‘Twas the Night Before Christmas…at Applebee’s

Seth - Shelley, Idaho
Entered on January 16, 2009
Age Group: 18 - 30

‘Twas the Night Before Christmas…at Applebee’s

On December 24th 2008 I enjoy a beautiful Christmas eve, but not home at my family’s Christmas party eating ‘lil smokies and drinking eggnog. They are enjoying that without me. I am with my other buddies: my Applebuddies. I’m listening to Christmas music via satellite radio, feeding my face with chocolates, and taking care of my tables. Tips are $5, $10, and $20 per table! By 3 or 4 in the afternoon I am already up to over $100. I love people. Especially on Christmas Eve! How generous and considerate and giving everyone is today. I stay busy even through the after lunch dead time and the crew and I enjoy our Christmas Eve dinner, compliments of Krystal.

At 4:30 pm the dinner crew rolls in. I’m on a double. The restaurant starts to fill up. We already are on a 30-minute wait. Everyone orders food at the same time. The kitchen crashes, people are pouring into the restaurant but nobody is getting their food. Holiday cheer plummets. “Where is our food?” replaces “Ho ho ho and a Merry Christmas” Tips plummet. Christmas cheer? Gone. I apologize for how long the food is taking and for the inconvenience that it is causing. Every time I turn around I hear, “Can I please get some ranch? Can we get some napkins? Can I get my Pepsi now?” My brain is exploding trying to remember what everyone needs.

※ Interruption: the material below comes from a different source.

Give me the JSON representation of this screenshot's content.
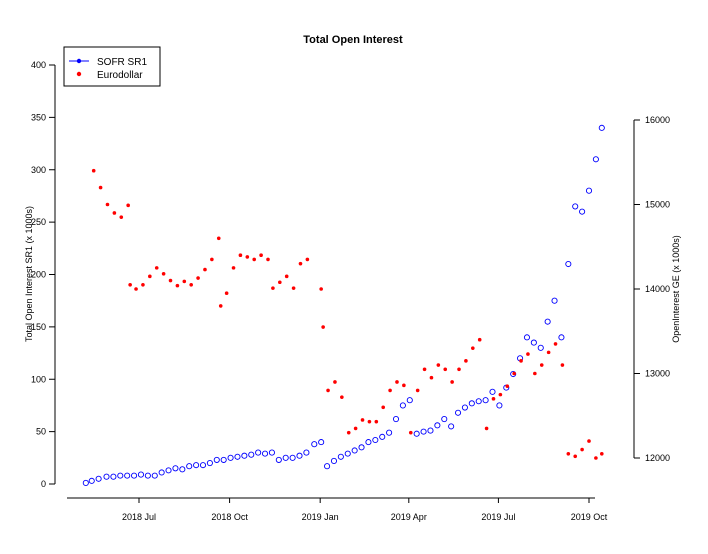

An hour before close a family of four comes in. They can tell that I’m slammed and they understand. I try my best to take care of them and they sit there quietly, patiently, understandingly. Even the 2 young kids seem to understand. They are as quiet as a family of church mice. 30 minutes later they finally get their food and they are grateful but not sarcastic when it arrives. They politely ask for some A1 and a few minutes later I remember to take it. No rude remark? No sarcastic gesture? They eat their meal quietly and ask for their tab. I give it to them and graciously wish them a Merry Christmas. They whole-heartedly wish me the same and head for the door. They head home and envision sugar plum fairies dancing in their heads. And though they were probably less than favorable circumstances at the ‘bees, I hope they enjoyed an evening out with their family. I doubt that they realized it, but they saved Christmas for me. I had given up all hope on the human race until they came and sat in my section. They gave me hope and enough motivation to live another day. It is people like them that make Christmas, Christmas.